The new Audi Vehicle Safety Center (AFZ) in Ingolstadt marks a significant investment in safety research, technology, and testing capabilities for Audi, emphasizing their commitment to not just meeting but surpassing international safety standards.

The AFZ has a number of features that make it unique, including

  • A 250-meter (820 ft) run-up track
  • A mobile 100-ton crash block
  • The ability to collide two vehicles at a 90-degree angle
  • A wide range of crash test dummies
  • High-speed cameras and motion tracking
  • A large number of sensors
  • 3D scanners
  • A back-end system that integrates data from all of the above sources

Here are the main takeaways

1. Infrastructure & Features

  • Investment: Around 100 million euros.
  • Construction Duration: Three years.
  • Size: Core area of 130 by 110 meters with a height of 20 meters.
  • Crash Arena: A support-free area measuring 50 by 50 meters.
  • Run-up Tracks: Total length of 250 meters, facilitating tests at high speeds.
  • Crash Block: A movable and rotatable 100-ton block.
  • Miscellaneous: “flying floor” for sideways vehicle crash tests, a dummy lab, component test stands, workshops, and offices.


Two crash-test dummies are being prepared for a crash test at the new Vehicle Safety Center

2. Technological and Testing Capabilities

  • Several crash lanes for different types of crash scenarios.
  • State-of-the-art high-speed cameras and LED lighting.
  • Belt systems and airbags are developed with a novel coasting slide with a delay unit
  • Use of THOR dummies, with up to 150 sensors for data collection during crash tests.
  • Integration of 3D scans, motion tracking, and high-speed cameras.
  • Interplay of simulations and physical tests: Tens of thousands of crash simulations monthly, with 60,000+ calculations made for the crash design of a single current model.

The crash arena at the Vehicle Safety Center is a pillar-free space of 50 by 50 meters.

3. Historical Significance

  • DKW (part of Audi’s history) initiated systematic rollover tests over 80 years ago, marking the first crash tests in automotive history.
  • The first Ingolstadt crash hall was inaugurated in 1970.
  • Progressive digitalization focus over the past 25 years.

4. Innovations & Milestones

  • The procon-ten safety restraint system was a patented Audi innovation in 1986.
  • Machine learning improves airbag control unit software.
  • Audi models, including electric ones, consistently achieve top safety ratings in global tests.

Preparations for a crash test at the new Vehicle Safety Center

5. Collaboration and Synergy

  • The new AFZ is designed to be adaptive for future developments, signifying long-term foresight.
  • Collaboration and exchange with other entities like CARIAD and the Technische Hochschule Ingolstadt, present on the campus, bolster the interdisciplinary approach to safety research and development.

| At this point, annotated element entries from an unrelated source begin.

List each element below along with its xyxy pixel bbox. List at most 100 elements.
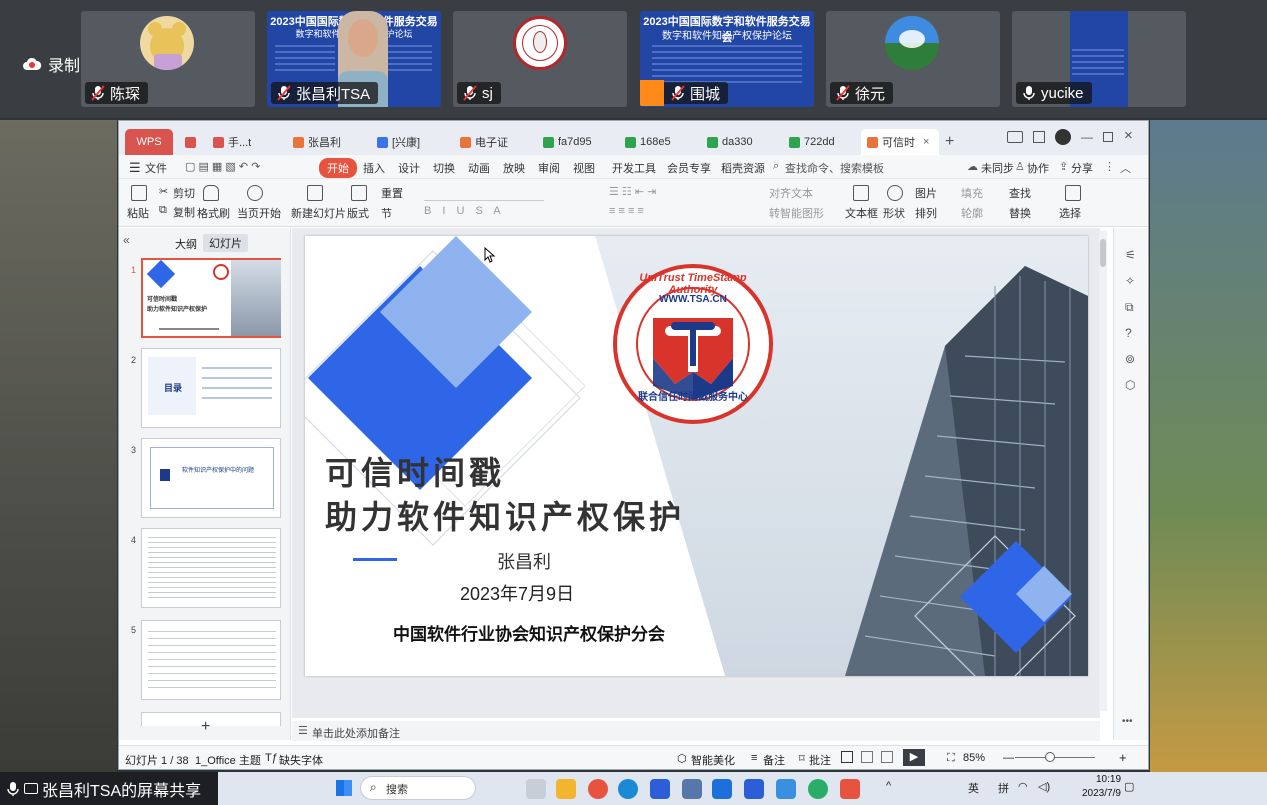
reset-button[interactable]: 重置 (381, 185, 403, 201)
tab-outline[interactable]: 大纲 (175, 236, 197, 252)
outline-button[interactable]: 轮廓 (961, 205, 983, 221)
normal-view-icon[interactable] (841, 751, 853, 763)
help-icon[interactable]: ? (1125, 326, 1132, 340)
slide[interactable]: WWW.TSA.CN UniTrust TimeStamp Authority … (305, 236, 1088, 676)
chevron-up-icon[interactable]: ^ (886, 780, 891, 792)
slide-thumbnail[interactable] (141, 528, 281, 608)
missing-font-button[interactable]: 缺失字体 (279, 752, 323, 768)
sorter-view-icon[interactable] (861, 751, 873, 763)
photos-icon[interactable] (776, 779, 796, 799)
more-icon[interactable]: ⋮ (1104, 160, 1115, 173)
slide-thumbnail[interactable] (141, 712, 281, 726)
paste-button[interactable]: 粘贴 (127, 205, 149, 221)
cut-button[interactable]: 剪切 (173, 185, 195, 201)
maximize-icon[interactable] (1103, 132, 1113, 142)
layout-button[interactable]: 版式 (347, 205, 369, 221)
menu-view[interactable]: 视图 (573, 160, 595, 176)
avatar[interactable] (1055, 129, 1071, 145)
tab-doc[interactable]: 168e5 (619, 129, 677, 155)
volume-icon[interactable]: ◁) (1038, 780, 1050, 793)
arrange-button[interactable]: 排列 (915, 205, 937, 221)
menu-home[interactable]: 开始 (319, 158, 357, 178)
wps-office-icon[interactable] (840, 779, 860, 799)
shape-button[interactable]: 形状 (883, 205, 905, 221)
menu-transition[interactable]: 切换 (433, 160, 455, 176)
slide-thumbnail[interactable]: 目录 (141, 348, 281, 428)
menu-design[interactable]: 设计 (398, 160, 420, 176)
zoom-slider[interactable] (1015, 757, 1095, 758)
picture-button[interactable]: 图片 (915, 185, 937, 201)
align-buttons[interactable]: ≡ ≡ ≡ ≡ (609, 205, 644, 217)
replace-button[interactable]: 替换 (1009, 205, 1031, 221)
properties-icon[interactable]: ⚟ (1125, 248, 1136, 262)
slide-thumbnail-active[interactable]: 可信时间戳 助力软件知识产权保护 (141, 258, 281, 338)
menu-file[interactable]: 文件 (145, 160, 167, 176)
app-icon[interactable] (744, 779, 764, 799)
menu-review[interactable]: 审阅 (538, 160, 560, 176)
tab-doc[interactable]: 722dd (783, 129, 841, 155)
notification-icon[interactable]: ▢ (1124, 780, 1134, 793)
minimize-icon[interactable]: — (1081, 130, 1093, 144)
screen-share-label[interactable]: 张昌利TSA的屏幕共享 (0, 772, 218, 805)
theme-name[interactable]: 1_Office 主题 (195, 752, 261, 768)
new-tab-button[interactable]: + (939, 129, 960, 155)
collab-button[interactable]: 协作 (1027, 160, 1049, 176)
close-icon[interactable]: × (923, 136, 929, 148)
zoom-out-button[interactable]: — (1003, 752, 1014, 764)
grid-icon[interactable] (1033, 131, 1045, 143)
cube-icon[interactable]: ⬡ (1125, 378, 1135, 392)
text-box-button[interactable]: 文本框 (845, 205, 878, 221)
paste-icon[interactable] (131, 185, 147, 201)
app-icon[interactable] (650, 779, 670, 799)
vertical-scrollbar[interactable] (1099, 231, 1107, 711)
tab-wps-home[interactable]: WPS (125, 129, 173, 155)
tab-doc[interactable]: 手...t (207, 129, 257, 155)
font-family-select[interactable] (424, 183, 544, 201)
notes-button[interactable]: 备注 (763, 752, 785, 768)
task-view-icon[interactable] (526, 779, 546, 799)
zoom-level[interactable]: 85% (963, 752, 985, 764)
smart-shape-button[interactable]: 转智能图形 (769, 205, 824, 221)
wps-icon[interactable] (588, 779, 608, 799)
quick-access-icons[interactable]: ▢ ▤ ▦ ▧ ↶ ↷ (185, 160, 260, 173)
sync-status[interactable]: 未同步 (981, 160, 1014, 176)
fill-button[interactable]: 填充 (961, 185, 983, 201)
participant-tile[interactable]: 2023中国国际数字和软件服务交易会 数字和软件知识产权保护论坛 张昌利TSA (267, 11, 441, 107)
ime-label[interactable]: 英 (968, 780, 979, 796)
search-app-icon[interactable] (682, 779, 702, 799)
window-layout-icon[interactable] (1007, 131, 1023, 143)
slide-thumbnail[interactable]: 软件知识产权保护中的问题 (141, 438, 281, 518)
zoom-in-button[interactable]: + (1119, 750, 1127, 765)
fit-icon[interactable]: ⛶ (947, 752, 955, 765)
animation-icon[interactable]: ✧ (1125, 274, 1135, 288)
collapse-pane-icon[interactable]: « (123, 233, 130, 247)
tab-doc[interactable]: [兴康] (371, 129, 426, 155)
add-slide-button[interactable]: + (201, 718, 210, 736)
format-painter-button[interactable]: 格式刷 (197, 205, 230, 221)
play-slideshow-button[interactable]: ▶ (903, 749, 925, 766)
close-window-icon[interactable]: × (1124, 127, 1133, 144)
command-search[interactable]: 查找命令、搜索模板 (785, 160, 884, 176)
slide-thumbnail[interactable] (141, 620, 281, 700)
menu-insert[interactable]: 插入 (363, 160, 385, 176)
scrollbar-thumb[interactable] (1100, 239, 1106, 267)
font-format-buttons[interactable]: B I U S A (424, 205, 505, 217)
tab-doc[interactable] (179, 129, 202, 155)
menu-docer[interactable]: 稻壳资源 (721, 160, 765, 176)
tab-slides[interactable]: 幻灯片 (203, 234, 248, 252)
file-explorer-icon[interactable] (556, 779, 576, 799)
share-button[interactable]: 分享 (1071, 160, 1093, 176)
find-button[interactable]: 查找 (1009, 185, 1031, 201)
participant-tile[interactable]: sj (453, 11, 627, 107)
tab-doc[interactable]: fa7d95 (537, 129, 598, 155)
ime2-label[interactable]: 拼 (998, 780, 1009, 796)
start-from-current-button[interactable]: 当页开始 (237, 205, 281, 221)
tab-doc[interactable]: da330 (701, 129, 759, 155)
menu-developer[interactable]: 开发工具 (612, 160, 656, 176)
reading-view-icon[interactable] (881, 751, 893, 763)
participant-tile[interactable]: 2023中国国际数字和软件服务交易会 数字和软件知识产权保护论坛 围城 (640, 11, 814, 107)
start-icon[interactable] (336, 780, 352, 796)
wechat-icon[interactable] (808, 779, 828, 799)
new-slide-button[interactable]: 新建幻灯片 (291, 205, 346, 221)
copy-icon[interactable]: ⧉ (1125, 300, 1134, 315)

Audi’s commitment to safety, as evidenced by its substantial investment in the Audi Vehicle Safety Center, showcases the brand’s dedication to pushing the boundaries of current safety standards and practices. The inclusion of cutting-edge technology, an interdisciplinary approach, and the combination of historical insights with modern-day innovations underscore Audi’s position as a pioneer in automotive safety.